But there really is that spectrum, and anywhere your data fits in that spectrum, it still has value. And the cancer image archive has done a really good job of appreciating that spectrum. And as a result there are hundreds of studies that have been published from TCIA data sets.

We've worked with the one of their glioma datasets a lot in my lab. And because that dataset has served almost like as a reference for a lot of AI development, you can really compare across different models that groups have built from that data set. And so it serves as a really nice kind of reference for comparing models and that just kind of moves the field along faster. And then we're often enriching it with our own data, right? Like, so you start with that data set and then you can fine tune in your institution. We've shared models. I work very closely with a group at MD Anderson. We've shared models back and forth where we've both started from the TCIA glioma datasets, enriched it with data from our own institutions, and then continue fine tuning it as we share our algorithms back and forth. And that's, to me, the secret to getting towards generalizable AI models is it really takes that diversity of data and a willingness to continue to develop and improve your models.

Oliver Keown:

Yeah. Well, nice to wrap up the discussion before jumping into Q&A on that kind of inspirational front— this is all the pursuit, right, of getting the bricks and mortar and the infrastructure in place, to unlock that value and the collaboration and what it can achieve.
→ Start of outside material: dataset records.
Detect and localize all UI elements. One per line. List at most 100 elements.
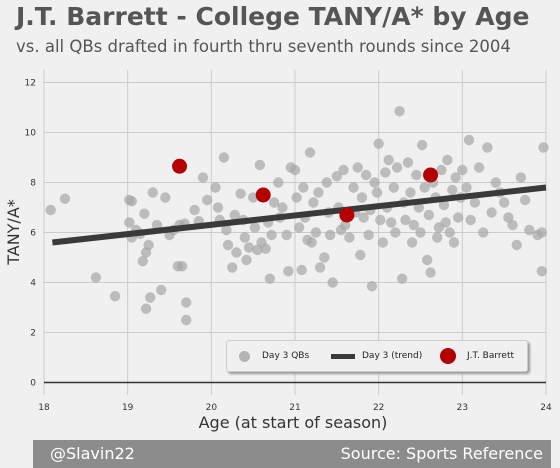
day3-point [201, 194, 213, 206]
day3-point [308, 197, 319, 208]
day3-point [344, 232, 355, 243]
footer-handle: @Slavin22 [50, 444, 135, 463]
day3-point [363, 229, 374, 241]
day3-point [221, 224, 232, 236]
footer-bar: @Slavin22 Source: Sports Reference [33, 440, 551, 468]
day3-point [281, 229, 292, 241]
day3-point [310, 227, 322, 238]
day3-point [140, 303, 152, 314]
day3-point [416, 139, 428, 151]
day3-point [380, 167, 391, 178]
x-tick-label: 22 [373, 403, 384, 413]
trend-line [52, 184, 547, 246]
day3-point [391, 162, 403, 173]
day3-point [507, 219, 518, 231]
day3-point [222, 239, 234, 251]
day3-point [463, 134, 475, 146]
day3-point [239, 232, 250, 243]
day3-point [447, 184, 458, 196]
day3-point [264, 273, 276, 284]
x-tick-label: 24 [540, 403, 552, 413]
x-tick-label: 23 [457, 403, 468, 413]
legend: Day 3 QBs Day 3 (trend) J.T. Barrett [226, 340, 528, 372]
day3-point [358, 212, 369, 223]
day3-point [45, 204, 56, 216]
day3-point [411, 169, 422, 181]
day3-point [218, 152, 230, 163]
x-tick-labels: 18 19 20 21 22 23 24 [38, 403, 552, 413]
day3-point [390, 227, 401, 238]
day3-point [482, 142, 493, 153]
day3-point [90, 272, 102, 283]
chart-title: J.T. Barrett - College TANY/A* by Age [16, 2, 530, 31]
day3-point [210, 182, 221, 193]
day3-point [448, 237, 460, 248]
day3-point [461, 182, 472, 193]
day3-point [155, 284, 167, 296]
day3-points [45, 106, 549, 326]
chart-subtitle: vs. all QBs drafted in fourth thru seven… [16, 37, 511, 56]
day3-point [189, 204, 200, 216]
day3-point [293, 222, 305, 233]
y-tick-label: 10 [25, 129, 37, 139]
day3-point [406, 237, 418, 248]
day3-point [536, 266, 548, 277]
day3-point [405, 187, 416, 198]
day3-point [469, 197, 481, 208]
y-tick-label: 6 [30, 229, 36, 239]
day3-point [423, 209, 435, 221]
legend-item-player: J.T. Barrett [440, 341, 514, 371]
day3-point [519, 194, 531, 206]
day3-point [324, 229, 336, 241]
day3-point [415, 227, 426, 238]
day3-point [291, 192, 302, 203]
grid-lines [43, 70, 547, 395]
day3-point [524, 224, 535, 236]
day3-point [355, 249, 366, 261]
day3-point [465, 214, 476, 226]
day3-point [289, 164, 301, 176]
day3-point [212, 202, 224, 213]
day3-point [388, 182, 399, 193]
day3-point [197, 172, 209, 183]
day3-point [124, 217, 135, 228]
player-point [172, 158, 188, 174]
player-point [255, 187, 271, 203]
y-tick-label: 12 [25, 79, 36, 89]
day3-point [266, 229, 277, 241]
day3-point [408, 219, 420, 231]
day3-point [59, 193, 71, 204]
day3-point [419, 182, 430, 193]
x-tick-label: 19 [122, 403, 134, 413]
day3-point [532, 229, 543, 241]
y-tick-label: 8 [30, 179, 36, 189]
day3-point [235, 188, 246, 199]
day3-point [400, 214, 411, 226]
day3-point [304, 147, 316, 158]
day3-point [139, 208, 150, 219]
trend-line-group [52, 184, 547, 246]
y-tick-label: 4 [30, 279, 36, 289]
day3-point [452, 212, 464, 223]
day3-point [356, 192, 368, 203]
day3-point [229, 209, 240, 221]
day3-point [176, 261, 188, 272]
day3-point [181, 297, 192, 308]
day3-point [160, 192, 171, 203]
day3-point [283, 266, 294, 277]
day3-point [249, 222, 261, 233]
legend-item-day3: Day 3 QBs [239, 341, 309, 371]
legend-gray-dot-icon [239, 350, 250, 362]
day3-point [254, 159, 266, 171]
legend-label-trend: Day 3 (trend) [362, 351, 423, 361]
day3-point [338, 164, 349, 176]
day3-point [511, 239, 522, 251]
day3-point [231, 247, 242, 258]
day3-point [137, 256, 148, 267]
day3-point [436, 164, 447, 176]
legend-line-icon [331, 353, 355, 359]
day3-point [490, 177, 501, 188]
day3-point [421, 254, 433, 266]
footer-source: Source: Sports Reference [340, 444, 543, 463]
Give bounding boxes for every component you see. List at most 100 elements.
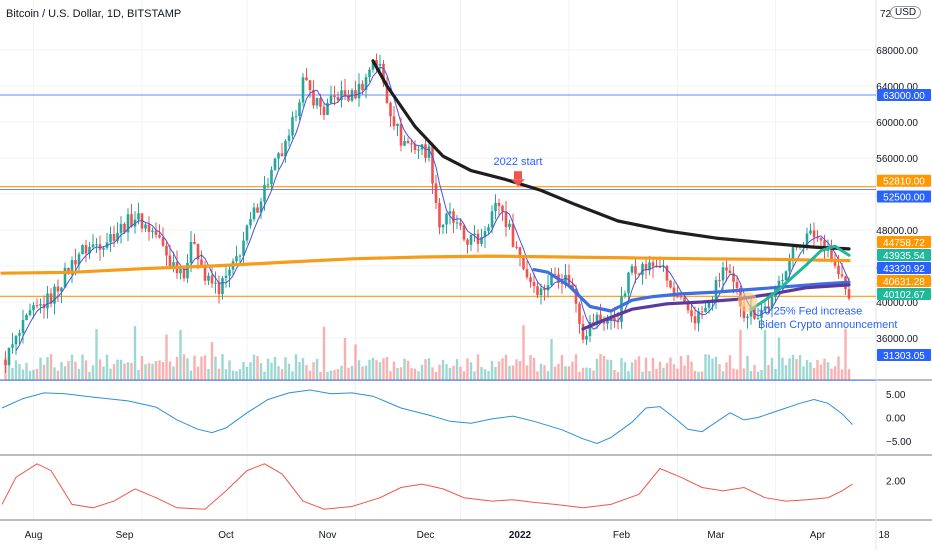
price-level-badge[interactable] <box>877 236 931 248</box>
candle-body[interactable] <box>74 260 77 265</box>
candle-body[interactable] <box>686 301 690 311</box>
candle-body[interactable] <box>585 336 588 340</box>
annotation-2022-start[interactable]: 2022 start <box>494 156 543 168</box>
candle-body[interactable] <box>672 287 676 297</box>
candle-body[interactable] <box>518 247 522 258</box>
candle-body[interactable] <box>448 211 452 214</box>
candle-body[interactable] <box>382 63 385 83</box>
candle-body[interactable] <box>473 233 476 235</box>
candle-body[interactable] <box>777 280 781 287</box>
candle-body[interactable] <box>634 266 637 274</box>
candle-body[interactable] <box>410 143 413 145</box>
price-level-badge[interactable] <box>877 89 931 101</box>
candle-body[interactable] <box>266 184 270 186</box>
candle-body[interactable] <box>749 307 753 317</box>
oscillator-2-line[interactable] <box>1 463 853 510</box>
candle-body[interactable] <box>497 202 501 206</box>
candle-body[interactable] <box>32 305 35 311</box>
moving-average-purple-line[interactable] <box>581 283 851 331</box>
candle-body[interactable] <box>224 275 228 279</box>
candle-body[interactable] <box>259 201 263 213</box>
candle-body[interactable] <box>553 274 557 276</box>
candle-body[interactable] <box>277 153 280 159</box>
candle-body[interactable] <box>494 202 497 212</box>
candle-body[interactable] <box>847 289 851 299</box>
candle-body[interactable] <box>329 95 333 104</box>
candle-body[interactable] <box>308 80 312 91</box>
candle-body[interactable] <box>144 224 147 229</box>
candle-body[interactable] <box>651 262 655 267</box>
candle-body[interactable] <box>172 262 175 267</box>
moving-average-teal-line[interactable] <box>749 244 851 311</box>
candle-body[interactable] <box>368 69 371 78</box>
candle-body[interactable] <box>326 103 329 115</box>
candle-body[interactable] <box>81 245 84 255</box>
candle-body[interactable] <box>119 223 123 233</box>
candle-body[interactable] <box>301 77 305 103</box>
candle-body[interactable] <box>781 280 784 282</box>
candle-body[interactable] <box>263 184 266 202</box>
candle-body[interactable] <box>116 232 119 241</box>
candle-body[interactable] <box>77 254 81 265</box>
candle-body[interactable] <box>406 140 410 144</box>
candle-body[interactable] <box>112 234 116 241</box>
candle-body[interactable] <box>364 77 368 90</box>
candle-body[interactable] <box>291 117 294 136</box>
candle-body[interactable] <box>770 297 774 309</box>
candle-body[interactable] <box>490 211 494 228</box>
candle-body[interactable] <box>53 286 56 304</box>
candle-body[interactable] <box>63 267 67 288</box>
candle-body[interactable] <box>812 230 816 238</box>
candle-body[interactable] <box>483 231 487 238</box>
candle-body[interactable] <box>501 205 504 212</box>
candle-body[interactable] <box>347 95 350 101</box>
candle-body[interactable] <box>378 63 382 66</box>
candle-body[interactable] <box>627 272 630 294</box>
candle-body[interactable] <box>375 59 378 66</box>
candle-body[interactable] <box>221 278 224 295</box>
candle-body[interactable] <box>305 77 308 81</box>
candle-body[interactable] <box>35 305 39 307</box>
candle-body[interactable] <box>186 262 189 279</box>
candle-body[interactable] <box>287 135 291 141</box>
candle-body[interactable] <box>280 153 284 157</box>
candle-body[interactable] <box>385 82 389 103</box>
candle-body[interactable] <box>791 246 795 259</box>
candle-body[interactable] <box>371 59 375 70</box>
candle-body[interactable] <box>690 310 693 317</box>
candle-body[interactable] <box>28 310 32 315</box>
candle-body[interactable] <box>343 90 347 96</box>
candle-body[interactable] <box>816 237 819 239</box>
candle-body[interactable] <box>536 286 539 296</box>
candle-body[interactable] <box>137 213 140 220</box>
candle-body[interactable] <box>154 230 158 235</box>
candle-body[interactable] <box>389 102 392 117</box>
candle-body[interactable] <box>102 247 105 250</box>
candle-body[interactable] <box>336 97 340 101</box>
candle-body[interactable] <box>571 284 574 290</box>
candle-body[interactable] <box>147 224 151 232</box>
candle-body[interactable] <box>728 270 732 274</box>
price-level-badge[interactable] <box>877 174 931 187</box>
candle-body[interactable] <box>217 282 221 295</box>
candle-body[interactable] <box>25 314 28 321</box>
candle-body[interactable] <box>200 259 203 267</box>
candle-body[interactable] <box>88 246 91 254</box>
candle-body[interactable] <box>95 244 98 246</box>
candle-body[interactable] <box>434 183 438 203</box>
price-level-badge[interactable] <box>877 190 931 203</box>
candle-body[interactable] <box>462 225 466 240</box>
candle-body[interactable] <box>830 247 833 260</box>
candle-body[interactable] <box>637 273 641 275</box>
candle-body[interactable] <box>655 266 658 268</box>
candle-body[interactable] <box>725 267 728 271</box>
candle-body[interactable] <box>742 306 746 318</box>
candle-body[interactable] <box>613 317 616 322</box>
candle-body[interactable] <box>683 297 686 302</box>
candle-body[interactable] <box>431 146 434 184</box>
annotation-fed-increase[interactable]: +0.25% Fed increase <box>758 306 862 318</box>
candle-body[interactable] <box>837 265 840 275</box>
candle-body[interactable] <box>700 311 704 313</box>
candle-body[interactable] <box>242 240 245 256</box>
candle-body[interactable] <box>21 320 25 334</box>
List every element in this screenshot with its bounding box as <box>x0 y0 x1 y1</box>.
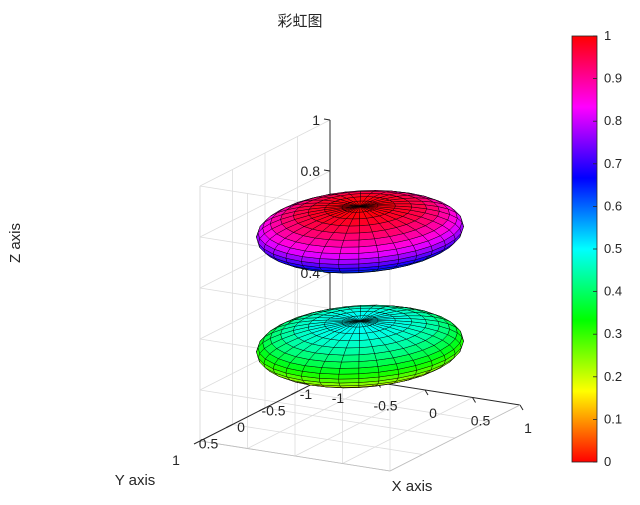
colorbar: 0 0.1 0.2 0.3 0.4 0.5 0.6 0.7 0.8 0.9 1 <box>571 28 622 469</box>
surface-patch <box>321 246 342 254</box>
grid-line <box>199 119 331 187</box>
z-tick-mark <box>323 169 331 172</box>
colorbar-tick-label: 1 <box>604 28 611 43</box>
colorbar-tick-label: 0.9 <box>604 71 622 86</box>
surface-patch <box>338 253 360 260</box>
surface-patch <box>321 361 342 369</box>
surface-1 <box>256 304 464 389</box>
surface-patch <box>339 246 360 254</box>
colorbar-tick-label: 0.7 <box>604 156 622 171</box>
surface-patch <box>341 239 360 248</box>
surface-patch <box>443 203 456 213</box>
x-tick-label: 1 <box>524 420 532 436</box>
y-tick-mark <box>193 440 201 445</box>
surface-patch <box>343 347 360 356</box>
y-tick-label: 0 <box>237 419 245 435</box>
surface-patch <box>339 361 360 369</box>
y-tick-mark <box>291 391 298 395</box>
y-axis-label: Y axis <box>115 472 156 489</box>
z-axis-label: Z axis <box>7 223 24 263</box>
surface-patch <box>319 367 341 375</box>
x-tick-mark <box>472 397 476 403</box>
y-tick-mark <box>258 407 266 412</box>
y-tick-label: -0.5 <box>261 403 285 419</box>
surface-2 <box>256 190 464 274</box>
grid-line <box>342 397 473 464</box>
grid-line <box>199 389 391 421</box>
chart-title: 彩虹图 <box>277 12 322 30</box>
surface-patch <box>338 378 360 384</box>
surfaces <box>256 190 464 389</box>
y-tick-mark <box>226 424 233 428</box>
colorbar-tick-label: 0.1 <box>604 411 622 426</box>
x-tick-label: -1 <box>332 390 345 406</box>
surface-patch <box>443 318 456 328</box>
surface-patch <box>358 346 375 356</box>
surface-patch <box>338 373 360 380</box>
x-axis-label: X axis <box>392 478 433 495</box>
surface-patch <box>319 252 341 260</box>
z-tick-label: 1 <box>312 112 320 128</box>
colorbar-tick-label: 0.2 <box>604 369 622 384</box>
grid-line <box>199 170 331 238</box>
colorbar-tick-label: 0.6 <box>604 198 622 213</box>
surface-patch <box>341 354 360 363</box>
x-tick-label: 0 <box>429 405 437 421</box>
colorbar-tick-label: 0.3 <box>604 326 622 341</box>
grid-line <box>199 272 331 340</box>
y-tick-label: 1 <box>172 452 180 468</box>
surface-patch <box>338 258 360 265</box>
y-tick-label: -1 <box>300 386 313 402</box>
colorbar-tick-label: 0 <box>604 454 611 469</box>
y-tick-label: 0.5 <box>199 436 219 452</box>
surface-patch <box>358 231 375 241</box>
colorbar-tick-label: 0.4 <box>604 284 622 299</box>
grid-line <box>232 424 423 455</box>
x-tick-label: 0.5 <box>471 413 491 429</box>
z-tick-label: 0.8 <box>301 163 321 179</box>
x-tick-label: -0.5 <box>373 398 397 414</box>
colorbar-tick-label: 0.8 <box>604 113 622 128</box>
axis-line <box>199 440 391 472</box>
axis-line <box>389 404 521 472</box>
axes-3d: -1-0.500.51-1-0.500.5100.20.40.60.81 <box>172 112 532 472</box>
surface-patch <box>338 367 360 375</box>
x-tick-mark <box>424 389 429 396</box>
colorbar-gradient <box>571 35 598 463</box>
x-tick-mark <box>519 404 524 411</box>
colorbar-tick-label: 0.5 <box>604 241 622 256</box>
z-tick-mark <box>323 118 331 121</box>
surface-patch <box>343 232 360 241</box>
grid-line <box>264 407 456 439</box>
We've had some great questions here in the chat. So we might flip over and pose some of these to both of you. One of them, are there platforms out there, kind of infrastructure backbones that are more amenable to life science data analysis? I think this is the kind of question around cloud distributors and networks like AWS and others. How does the Flywheel perspective or your own kind of unique perspectives on who are good partners for this type of work more broadly.

Costas Tsougarakis:

I would say Flywheel is cloud agnostic and works with multiple cloud providers. Being cloud enabled is important because it allows you the scalability of the infrastructure, the solution, distribution of the data across areas. So you're not tied down to a specific let's say data center the way they've typically done it in the past, because that infrastructure is not flexible enough or doesn't move fast enough to respond to the data needs and consumptions needed by AI models.

Oliver Keown:

Dan, any experience on your side?

Dan Marcus:

Yeah, I'll add to what Costas said just by saying that it's not so much about the platform, at the cloud level there's kind of comparability at the core level across most clouds. It's really about how to utilize them in ways where you're using common APIs that are easily codeable against, so that you're not locked into a particular vendor. And to be thinking about data organization and curation and standard ways that can then be implemented across platforms. So doing things like, for example, in containerized apps, right, like make it very shareable as you build an algorithm, containerize it, that can be deployed on any cloud, it can be deployed on prem. It can be deployed in ways where it's now reproducible, right? Like if I run that container in my lab, share it with another lab, I can be assured largely that they'll get the same results.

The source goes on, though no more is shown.